For schedule-based algorithms, such as VWAP and TWAP (Time-Weighted Average Price), clients may prefer to define the trading horizon by specifying the start and the end time of the order. In such cases, we find it more appropriate to use NBBEX over absolute EBEX to evaluate performance only within the order interval.
For shorter duration orders, where orders are more likely to be a larger part of interval volume (IV), we propose a minor adjustment to exclude own order flow. Consider 2 Buy orders in figure 3. Each order having only 2 executions, and the price of the latter and larger execution of each order being the only difference between the otherwise identical orders.
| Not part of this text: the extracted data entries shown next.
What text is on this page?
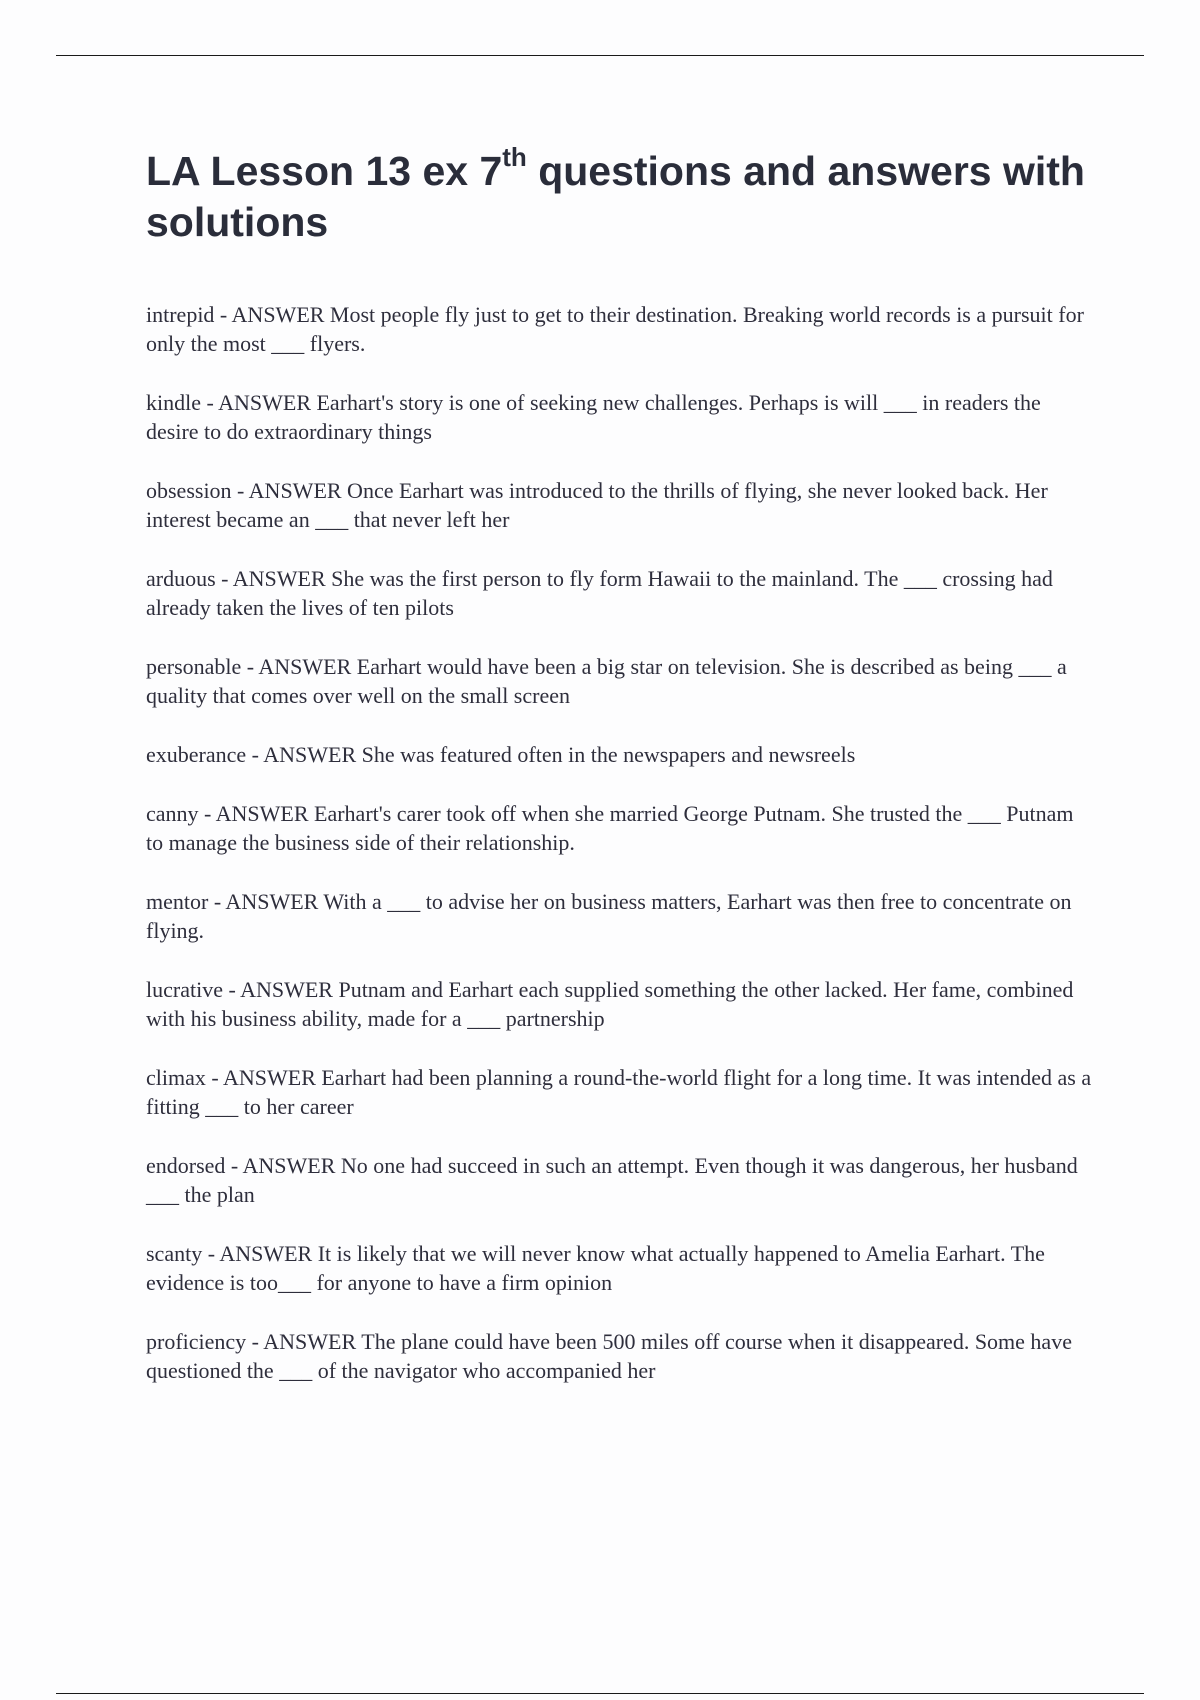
LA Lesson 13 ex 7th questions and answers with solutions
intrepid - ANSWER Most people fly just to get to their destination. Breaking world records is a pursuit for only the most ___ flyers.
kindle - ANSWER Earhart's story is one of seeking new challenges. Perhaps is will ___ in readers the desire to do extraordinary things
obsession - ANSWER Once Earhart was introduced to the thrills of flying, she never looked back. Her interest became an ___ that never left her
arduous - ANSWER She was the first person to fly form Hawaii to the mainland. The ___ crossing had already taken the lives of ten pilots
personable - ANSWER Earhart would have been a big star on television. She is described as being ___ a quality that comes over well on the small screen
exuberance - ANSWER She was featured often in the newspapers and newsreels
canny - ANSWER Earhart's carer took off when she married George Putnam. She trusted the ___ Putnam to manage the business side of their relationship.
mentor - ANSWER With a ___ to advise her on business matters, Earhart was then free to concentrate on flying.
lucrative - ANSWER Putnam and Earhart each supplied something the other lacked. Her fame, combined with his business ability, made for a ___ partnership
climax - ANSWER Earhart had been planning a round-the-world flight for a long time. It was intended as a fitting ___ to her career
endorsed - ANSWER No one had succeed in such an attempt. Even though it was dangerous, her husband ___ the plan
scanty - ANSWER It is likely that we will never know what actually happened to Amelia Earhart. The evidence is too___ for anyone to have a firm opinion
proficiency - ANSWER The plane could have been 500 miles off course when it disappeared. Some have questioned the ___ of the navigator who accompanied her
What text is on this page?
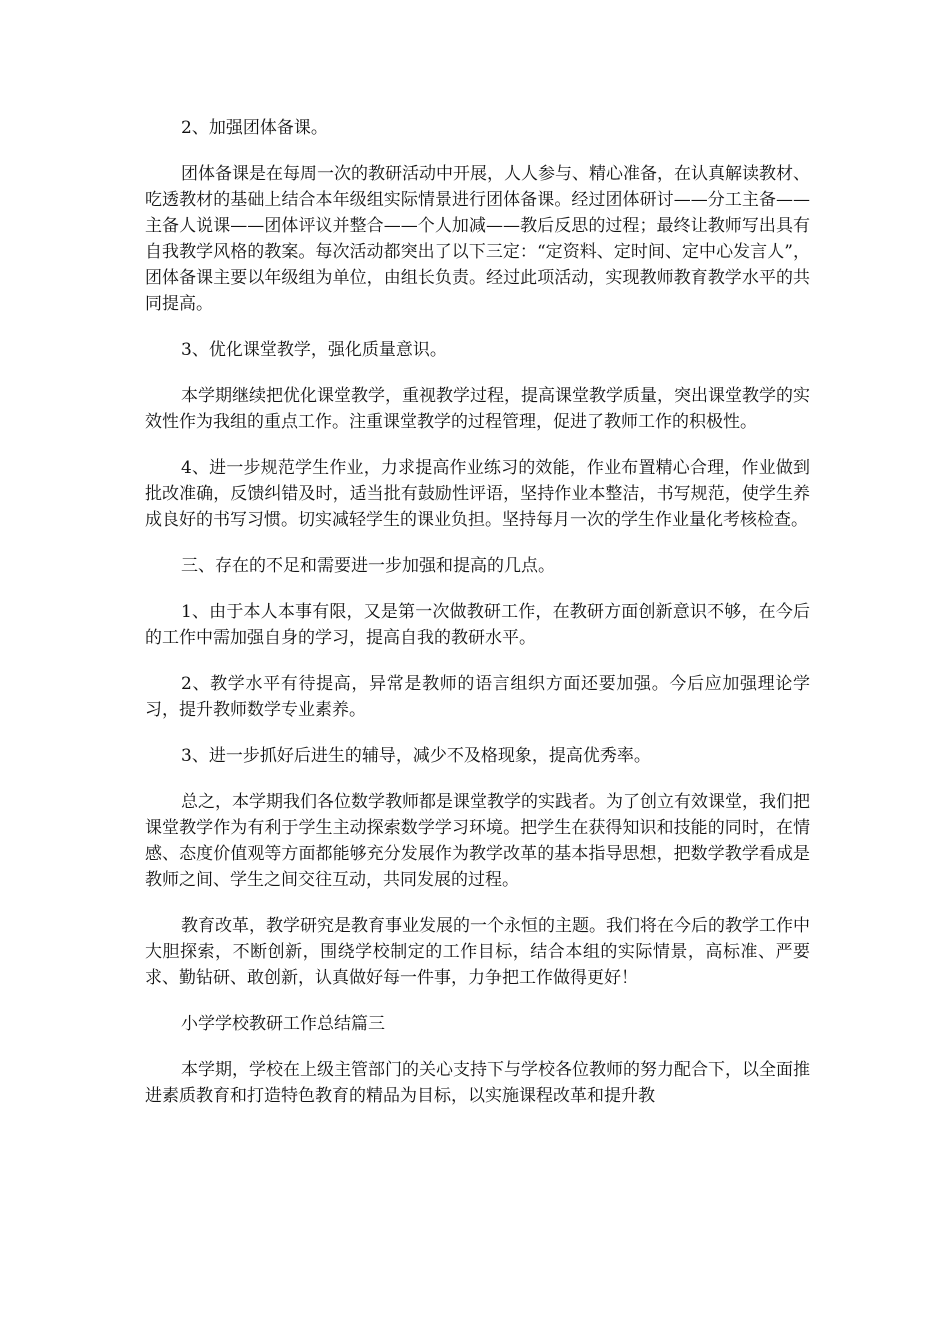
2、加强团体备课。

团体备课是在每周一次的教研活动中开展，人人参与、精心准备，在认真解读教材、吃透教材的基础上结合本年级组实际情景进行团体备课。经过团体研讨——分工主备——主备人说课——团体评议并整合——个人加减——教后反思的过程；最终让教师写出具有自我教学风格的教案。每次活动都突出了以下三定：“定资料、定时间、定中心发言人”，团体备课主要以年级组为单位，由组长负责。经过此项活动，实现教师教育教学水平的共同提高。

3、优化课堂教学，强化质量意识。

本学期继续把优化课堂教学，重视教学过程，提高课堂教学质量，突出课堂教学的实效性作为我组的重点工作。注重课堂教学的过程管理，促进了教师工作的积极性。

4、进一步规范学生作业，力求提高作业练习的效能，作业布置精心合理，作业做到批改准确，反馈纠错及时，适当批有鼓励性评语，坚持作业本整洁，书写规范，使学生养成良好的书写习惯。切实减轻学生的课业负担。坚持每月一次的学生作业量化考核检查。

三、存在的不足和需要进一步加强和提高的几点。

1、由于本人本事有限，又是第一次做教研工作，在教研方面创新意识不够，在今后的工作中需加强自身的学习，提高自我的教研水平。

2、教学水平有待提高，异常是教师的语言组织方面还要加强。今后应加强理论学习，提升教师数学专业素养。

3、进一步抓好后进生的辅导，减少不及格现象，提高优秀率。

总之，本学期我们各位数学教师都是课堂教学的实践者。为了创立有效课堂，我们把课堂教学作为有利于学生主动探索数学学习环境。把学生在获得知识和技能的同时，在情感、态度价值观等方面都能够充分发展作为教学改革的基本指导思想，把数学教学看成是教师之间、学生之间交往互动，共同发展的过程。

教育改革，教学研究是教育事业发展的一个永恒的主题。我们将在今后的教学工作中大胆探索，不断创新，围绕学校制定的工作目标，结合本组的实际情景，高标准、严要求、勤钻研、敢创新，认真做好每一件事，力争把工作做得更好！

小学学校教研工作总结篇三

本学期，学校在上级主管部门的关心支持下与学校各位教师的努力配合下，以全面推进素质教育和打造特色教育的精品为目标，以实施课程改革和提升教
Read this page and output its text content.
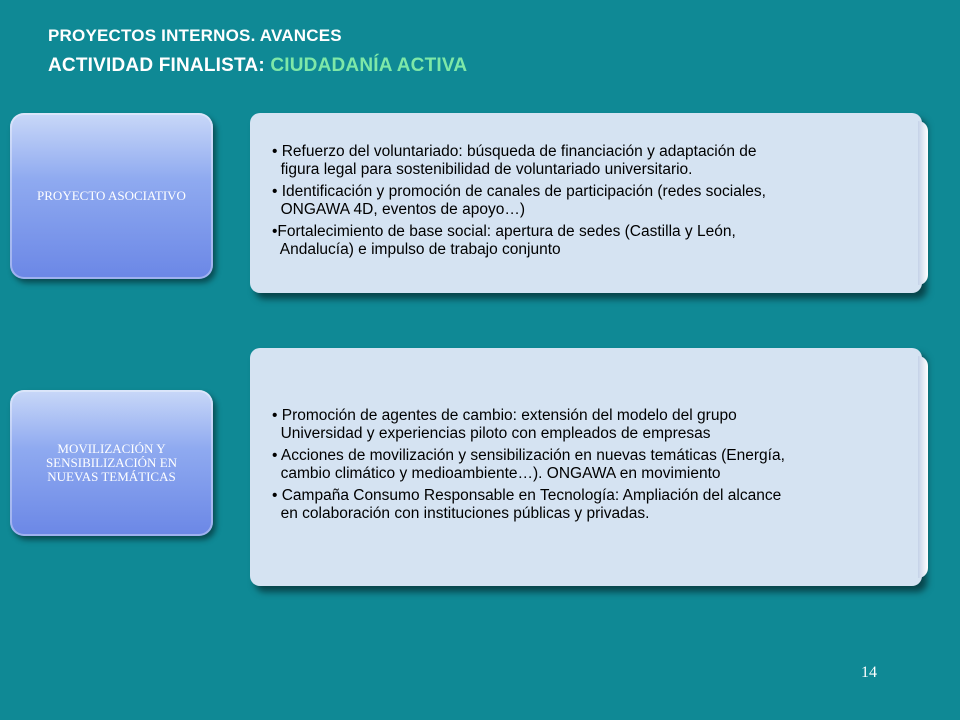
PROYECTOS INTERNOS. AVANCES
ACTIVIDAD FINALISTA: CIUDADANÍA ACTIVA
• Refuerzo del voluntariado: búsqueda de financiación y adaptación de
figura legal para sostenibilidad de voluntariado universitario.
• Identificación y promoción de canales de participación (redes sociales,
ONGAWA 4D, eventos de apoyo…)
•Fortalecimiento de base social: apertura de sedes (Castilla y León,
Andalucía) e impulso de trabajo conjunto
PROYECTO ASOCIATIVO
• Promoción de agentes de cambio: extensión del modelo del grupo
Universidad y experiencias piloto con empleados de empresas
• Acciones de movilización y sensibilización en nuevas temáticas (Energía,
cambio climático y medioambiente…). ONGAWA en movimiento
• Campaña Consumo Responsable en Tecnología: Ampliación del alcance
en colaboración con instituciones públicas y privadas.
MOVILIZACIÓN Y
SENSIBILIZACIÓN EN
NUEVAS TEMÁTICAS
14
The size of the bubble represents the relative trade size. The color of the bubble represents order execution and market trades in dark blue and light blue respectively.
One would prefer the performance of order B to order A because the bulk of its executions were done at the low prices of the order interval as opposed to the near-high. However, the NBBEX score does not reflect this, yielding a score of 0.89 and 0.11 for order A and B respectively, which is the opposite of our preference. Order A scored well under NBBEX because the latter execution itself already accounts for 87% of interval market volume and traded at a price higher than the order average price. NBBEX therefore has included its own execution as the fraction of market volume having done at or worse than its order average price.
By excluding own order execution, the modified NBBEX yields 0.15 and 0.85 respectively. We compute this by excluding own order executions at or worse than the order average price from market volume within the same price range, and dividing it with the order-interval market volume. Modified NBBEX converges with the original as the Interval Volume percentage of the order decreases. The implementation of modified NBBEX only comes at the extra cost of having to identify the executed volume of individual orders executed below the order average price but this information should be readily available.
EBEX provides a standardised TCA framework to evaluate the quality of order executions aggregated across any level. Deutsche Bank has included EBEX as part of our formal Best Execution review process in APAC. definition of EBEX is intuitive and easy to implement. It is a form of peer group analysis by considering all trades in the market, and generally free of noise typically present in traditional price benchmark slippage. It’s an absolute measure based on a simple score between 0 and 1, where clear objectives can be defined, such as a minimal performance threshold. It is also a versatile measure without having to define relevant and specific reference benchmarks to measure each algorithm. We believe EBEX to be an effective measure and should be included in the suite of standard TCA metrics.